Hay algo aristocrático en Gil de Biedma que no sólo está en su cabeza romana -de la que tan orgulloso se sentía-, o en sus gestos y afán por seducir, en su sangre o su palabra contundente y segura. No: hay una claridad aristocrática en su lenguaje que se nota tanto al hablar de amor como al bajar a la calle. Y es una claridad propia, que otros aristócratas -que no son poetas- no poseen y que otros poetas -que carecen de ese espíritu- han copiado e incluso copian, aunque no les perteneciera entonces, ni pertenezca ahora. Y es amar la vida porque la calle huele a cocina y cuero de zapatos en Atenas, o recordar cómo la habitación de los amantes, al levantarse, ´se nos puebla/ de sol y vecindad tranquila, igual que el tiempo´. Y salir del bar, una tarde de los setenta, como tantas, camino de Ramblas, el abrigo azul, la espalda recta, Aldana en los labios, que así lo vi, tras pasar varias horas escuchándolo. Vaya, ya estoy ahora arrimando el ascua a mi sardina, perdonen.

La poesía de Jaime Gil de Biedma ha impregnado la vida civil y sentimental de la sociedad donde crecimos.

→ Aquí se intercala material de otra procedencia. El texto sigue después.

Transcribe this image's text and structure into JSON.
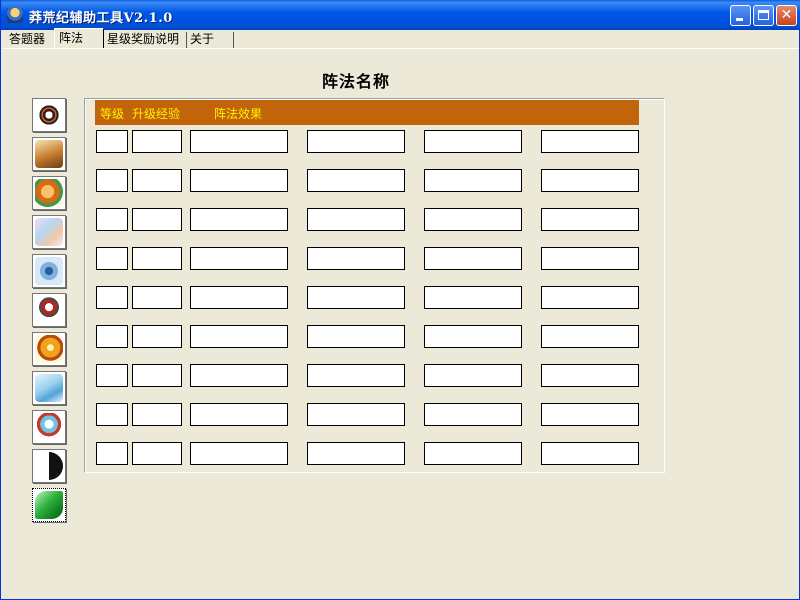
{
  "window": {
    "title": "莽荒纪辅助工具V2.1.0",
    "close_glyph": "✕"
  },
  "tabs": [
    {
      "label": "答题器",
      "selected": false
    },
    {
      "label": "阵法",
      "selected": true
    },
    {
      "label": "星级奖励说明",
      "selected": false
    },
    {
      "label": "关于",
      "selected": false
    }
  ],
  "main": {
    "heading": "阵法名称",
    "headers": {
      "level": "等级",
      "upgrade_exp": "升级经验",
      "effect": "阵法效果"
    },
    "row_count": 9,
    "rows": [
      [
        "",
        "",
        "",
        "",
        "",
        ""
      ],
      [
        "",
        "",
        "",
        "",
        "",
        ""
      ],
      [
        "",
        "",
        "",
        "",
        "",
        ""
      ],
      [
        "",
        "",
        "",
        "",
        "",
        ""
      ],
      [
        "",
        "",
        "",
        "",
        "",
        ""
      ],
      [
        "",
        "",
        "",
        "",
        "",
        ""
      ],
      [
        "",
        "",
        "",
        "",
        "",
        ""
      ],
      [
        "",
        "",
        "",
        "",
        "",
        ""
      ],
      [
        "",
        "",
        "",
        "",
        "",
        ""
      ]
    ]
  },
  "formation_icons": [
    "formation-icon-1",
    "formation-icon-2",
    "formation-icon-3",
    "formation-icon-4",
    "formation-icon-5",
    "formation-icon-6",
    "formation-icon-7",
    "formation-icon-8",
    "formation-icon-9",
    "formation-icon-10",
    "formation-icon-11"
  ],
  "colors": {
    "header_bg": "#c1640a",
    "header_text": "#fff200",
    "window_bg": "#ece9d8",
    "title_bar": "#0058e6"
  }
}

O quizá de algunos fragmentos que fueron los que habitamos en esa sociedad donde crecimos. Por eso he hablado de copiar. La poesía de Gil de Biedma ha sido la poesía más copiada en la España de los último cuarenta años. La interpretación de los poemas biedmianos ha sufrido en las barras de los bares una inmensa secuela de malos imitadores. La llamada poesía de la experiencia fue, casi toda ella, una nota a pie de página de la poesía completa, tan escasa como intensa, de Gil de Biedma. Repito: ¿se le ha leído bien? O si se hubiera hecho, ¿hubiera sido tanta la mímesis? ¿Tanta la caricatura de voluntad solemne y patético resultado? Y pese a lo imperdonable de todo eso: ¿no es también la infiltración en los vicios de la sociedad, una de las características de la poesía, cuando es poesía? ¿Sabemos interpretar la alta política sin acudir a Shakespeare?

¿Sabemos amar sin poesía?

Hemos sido felices leyendo a Gil de Biedma porque nos veíamos en sus versos, bien como en un espejo, bien como en un conjuro del deseo de ser. Pero el agradecimiento a todo eso debería ser continuar leyéndolo, no considerarlo un manual de usos noctámbulos autocompasivos, ni un catálogo de artificios para inteligentes que no lo son, ni las instrucciones de un medicamento para desapegarnos de un amor que se malogra. (Aunque de esto último, ya no esté tan seguro y acudan a mí los versos de Pandémica y Celeste recordándome su presencia, siempre que haga falta). ¿Su poética? El tiempo y yo, dijo. No para cultivar el ego de ese yo, como la mayoría hace, sino para convertirlo en poema. Lo logró con creces y la demostración más clara de eso es que no hemos dejado, en los veinticinco años transcurridos desde su muerte, de vivir en él. Según sentencia del tiempo, sin duda.